То, что эффекты смешного не могут быть все подведены под рубрику средств социального исправления или улучшения, может, даже на этой стадии нашего исследования, быть увидено путем рассмотрения другого пункта, к которому мы теперь перейдем. Никакой анализ качеств вещей, в которых обитает смешное, не позволит нам объяснить веселые эффекты этих вещей, даже пока мы остаемся в пределах того, что обычно признается как комическое. Это было проиллюстрировано в предыдущей главе, и пары слов больше может быть достаточно, чтобы сделать это ясным.

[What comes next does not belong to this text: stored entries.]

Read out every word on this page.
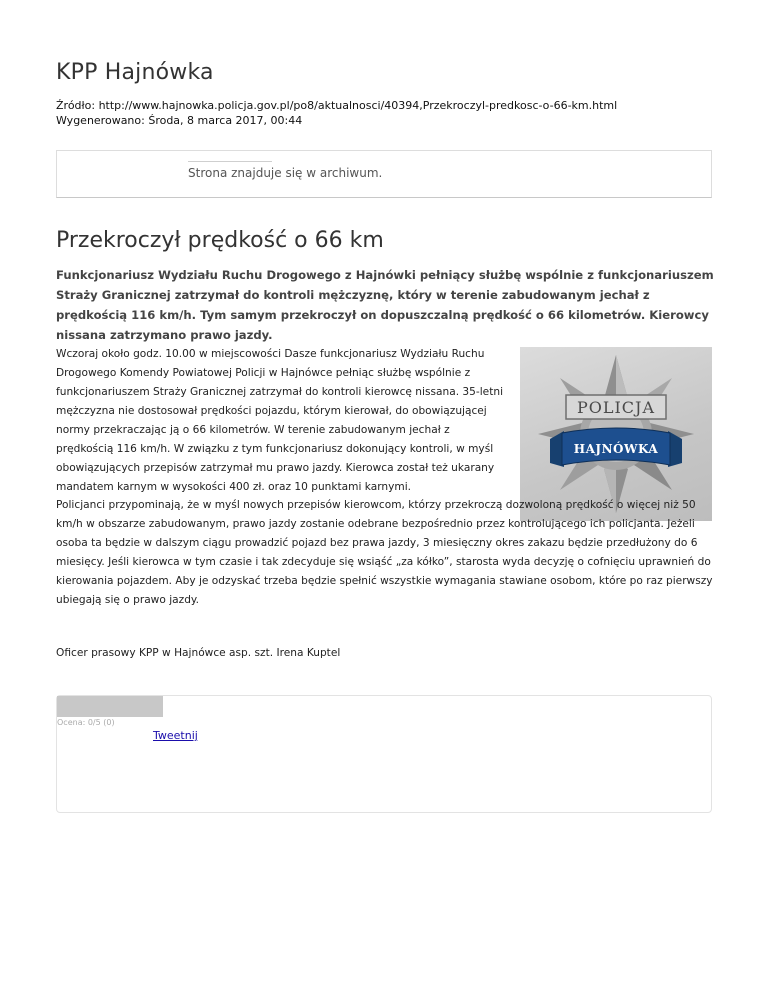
KPP Hajnówka
Źródło: http://www.hajnowka.policja.gov.pl/po8/aktualnosci/40394,Przekroczyl-predkosc-o-66-km.html
Wygenerowano: Środa, 8 marca 2017, 00:44
Strona znajduje się w archiwum.
Przekroczył prędkość o 66 km

Funkcjonariusz Wydziału Ruchu Drogowego z Hajnówki pełniący służbę wspólnie z funkcjonariuszem Straży Granicznej zatrzymał do kontroli mężczyznę, który w terenie zabudowanym jechał z prędkością 116 km/h. Tym samym przekroczył on dopuszczalną prędkość o 66 kilometrów. Kierowcy nissana zatrzymano prawo jazdy.

Wczoraj około godz. 10.00 w miejscowości Dasze funkcjonariusz Wydziału Ruchu Drogowego Komendy Powiatowej Policji w Hajnówce pełniąc służbę wspólnie z funkcjonariuszem Straży Granicznej zatrzymał do kontroli kierowcę nissana. 35-letni mężczyzna nie dostosował prędkości pojazdu, którym kierował, do obowiązującej normy przekraczając ją o 66 kilometrów. W terenie zabudowanym jechał z prędkością 116 km/h. W związku z tym funkcjonariusz dokonujący kontroli, w myśl obowiązujących przepisów zatrzymał mu prawo jazdy. Kierowca został też ukarany mandatem karnym w wysokości 400 zł. oraz 10 punktami karnymi.

POLICJA
HAJNÓWKA

Policjanci przypominają, że w myśl nowych przepisów kierowcom, którzy przekroczą dozwoloną prędkość o więcej niż 50 km/h w obszarze zabudowanym, prawo jazdy zostanie odebrane bezpośrednio przez kontrolującego ich policjanta. Jeżeli osoba ta będzie w dalszym ciągu prowadzić pojazd bez prawa jazdy, 3 miesięczny okres zakazu będzie przedłużony do 6 miesięcy. Jeśli kierowca w tym czasie i tak zdecyduje się wsiąść „za kółko”, starosta wyda decyzję o cofnięciu uprawnień do kierowania pojazdem. Aby je odzyskać trzeba będzie spełnić wszystkie wymagania stawiane osobom, które po raz pierwszy ubiegają się o prawo jazdy.

Oficer prasowy KPP w Hajnówce asp. szt. Irena Kuptel

Ocena: 0/5 (0)
Tweetnij
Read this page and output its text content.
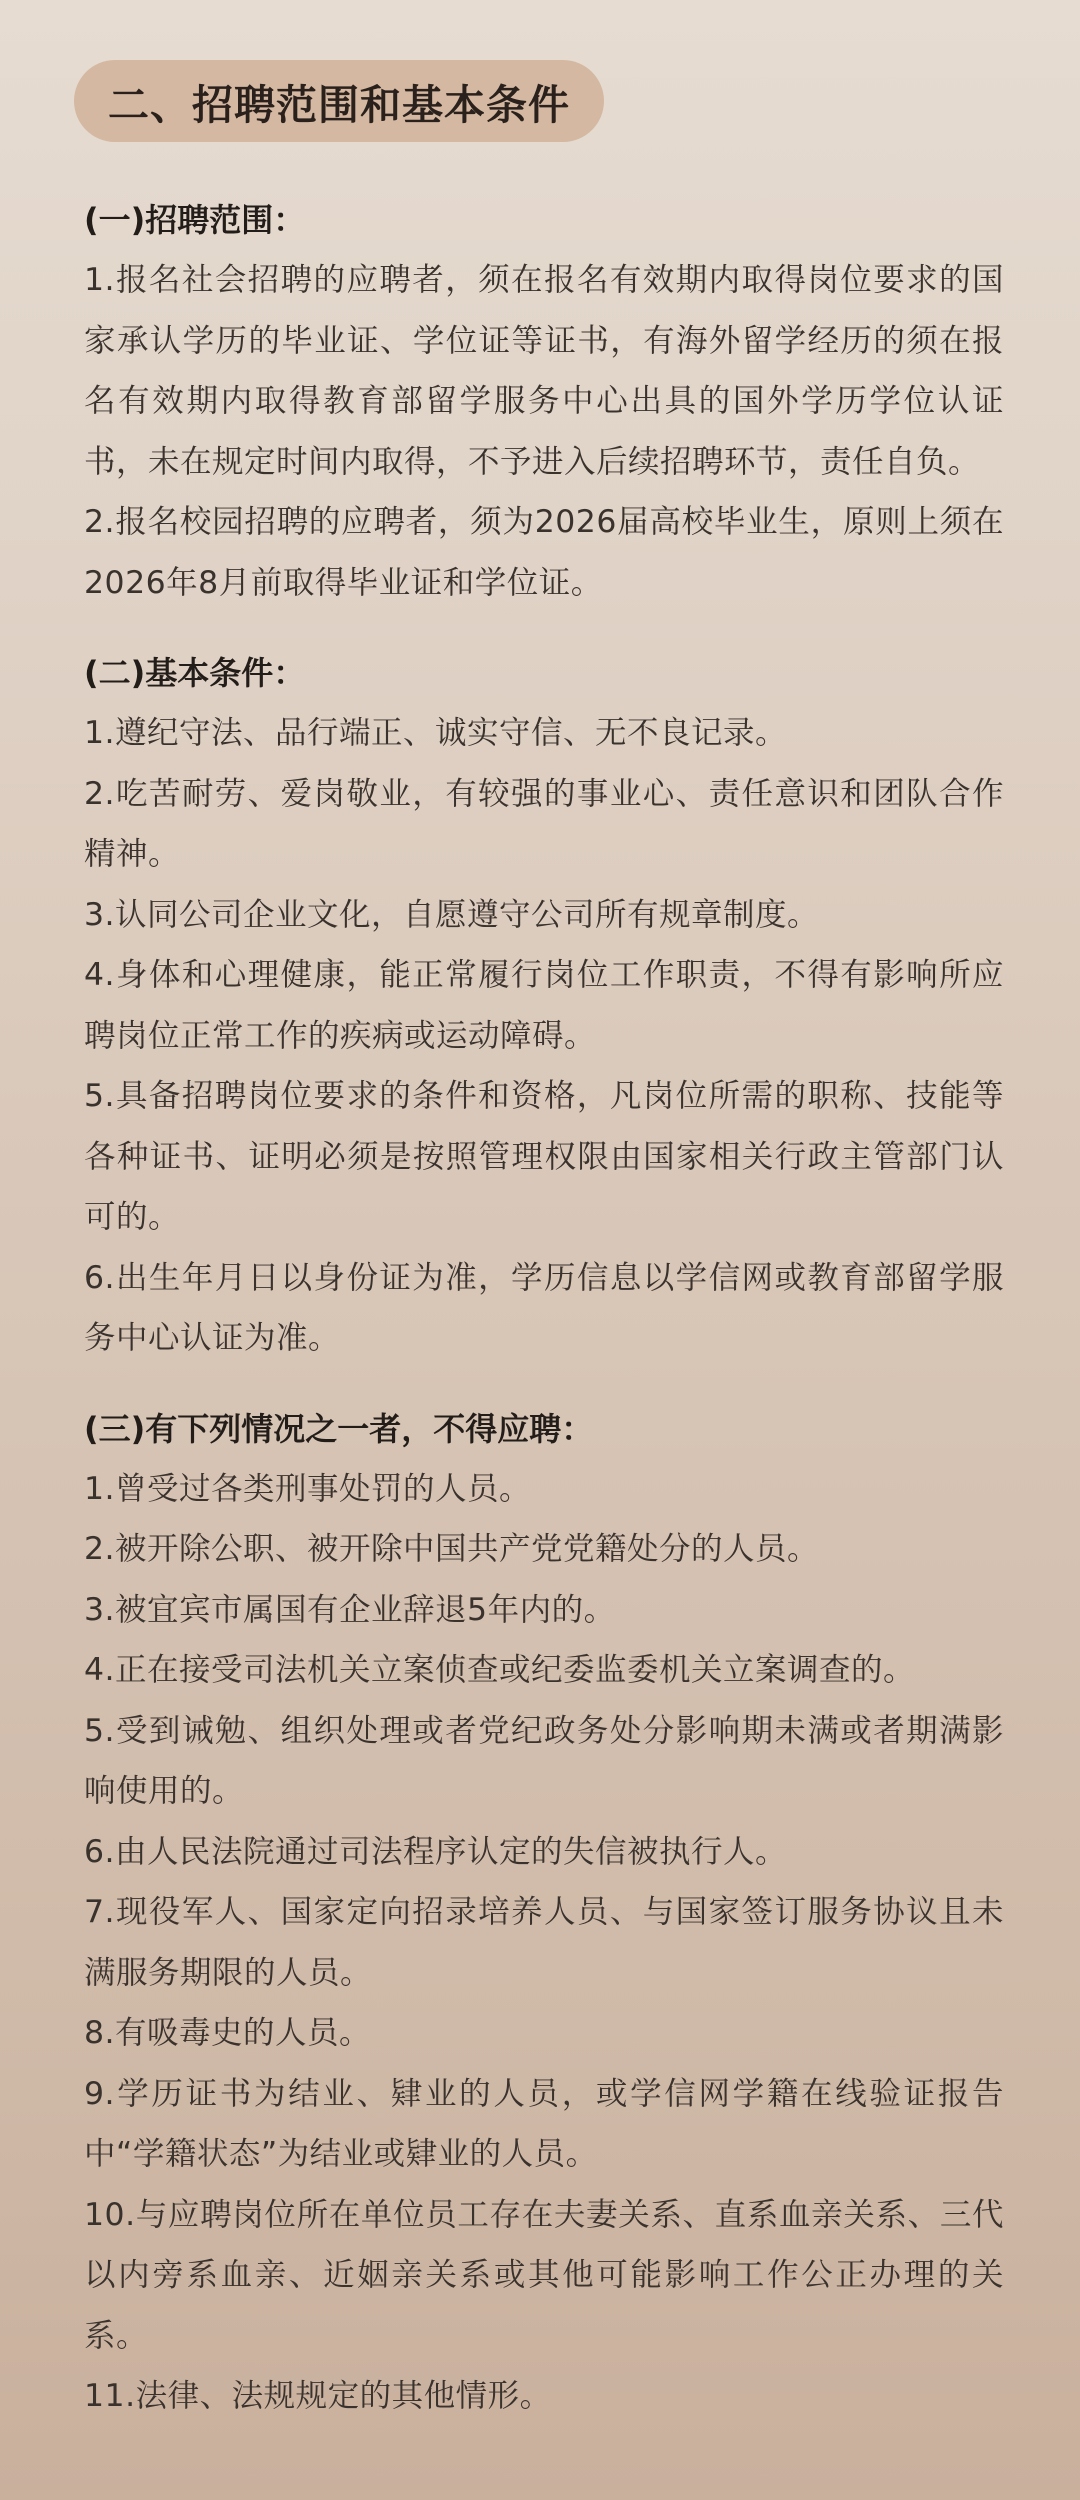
二、招聘范围和基本条件
(一)招聘范围：
1.报名社会招聘的应聘者，须在报名有效期内取得岗位要求的国家承认学历的毕业证、学位证等证书，有海外留学经历的须在报名有效期内取得教育部留学服务中心出具的国外学历学位认证书，未在规定时间内取得，不予进入后续招聘环节，责任自负。
2.报名校园招聘的应聘者，须为2026届高校毕业生，原则上须在2026年8月前取得毕业证和学位证。
(二)基本条件：
1.遵纪守法、品行端正、诚实守信、无不良记录。
2.吃苦耐劳、爱岗敬业，有较强的事业心、责任意识和团队合作精神。
3.认同公司企业文化，自愿遵守公司所有规章制度。
4.身体和心理健康，能正常履行岗位工作职责，不得有影响所应聘岗位正常工作的疾病或运动障碍。
5.具备招聘岗位要求的条件和资格，凡岗位所需的职称、技能等各种证书、证明必须是按照管理权限由国家相关行政主管部门认可的。
6.出生年月日以身份证为准，学历信息以学信网或教育部留学服务中心认证为准。
(三)有下列情况之一者，不得应聘：
1.曾受过各类刑事处罚的人员。
2.被开除公职、被开除中国共产党党籍处分的人员。
3.被宜宾市属国有企业辞退5年内的。
4.正在接受司法机关立案侦查或纪委监委机关立案调查的。
5.受到诫勉、组织处理或者党纪政务处分影响期未满或者期满影响使用的。
6.由人民法院通过司法程序认定的失信被执行人。
7.现役军人、国家定向招录培养人员、与国家签订服务协议且未满服务期限的人员。
8.有吸毒史的人员。
9.学历证书为结业、肄业的人员，或学信网学籍在线验证报告中“学籍状态”为结业或肄业的人员。
10.与应聘岗位所在单位员工存在夫妻关系、直系血亲关系、三代以内旁系血亲、近姻亲关系或其他可能影响工作公正办理的关系。
11.法律、法规规定的其他情形。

Я попытался показать, что по крайней мере некоторые из зрелищ, сотрясающих нас смехом, делают это, удовлетворяя в нас нечто сродни детскому восторгу перед чем-то восхитительно новым и экстравагантным. Это, в свою очередь, означает, что данные зрелища взывают к той примитивной форме смеха, о которой уже говорилось и которая вызывается внезапным приливом радости. В нашей радости при виде забавного костюма клоуна и его смешных движений есть нечто от смеющейся радости дикаря, которому показывают какое-нибудь техническое чудо Европы, нечто от смеющейся радости младенца при внезапном вторжении танцующего солнечного лучика на стену его детской.

Немного более глубокое размышление над группами смешных вещей покажет, что в нашем восприятии комического присутствуют и другие составляющие этого примитивного смеха. Д-р Бэн считает себя вынужденным восполнить недостатки принципа Гоббса, настаивая на том, что зрелище деградации может побудить нас к смеху не просто путем возбуждения чувства силы или превосходства (как говорил Гоббс), но и путем предоставления внезапного освобождения от состояния стеснения. Отказ от серьезного отношения в церкви, когда происходит какой-то пустяковый инцидент, является примером снижения достоинства вещи или случая, что освежает нас чувством освобождения. Эта идея ведет нас гораздо дальше, чем думает автор. Радостное избавление от давления и стеснения, как мне кажется, будет подкреплять другие ментальные механизмы во многих случаях комического представления, в которых невозможно обнаружить никакой деградации. Иногда стеснение бывает очень сильным; вспомните эффект, когда рассказчик смешной истории знает, как довести эмоцию страха до нужного накала, чтобы дать нам восхитительный спуск ментальных механизмов, когда разражается смешная развязка. Здесь наш смех имеет мощную поддержку в радостном облегчении от нервного напряжения.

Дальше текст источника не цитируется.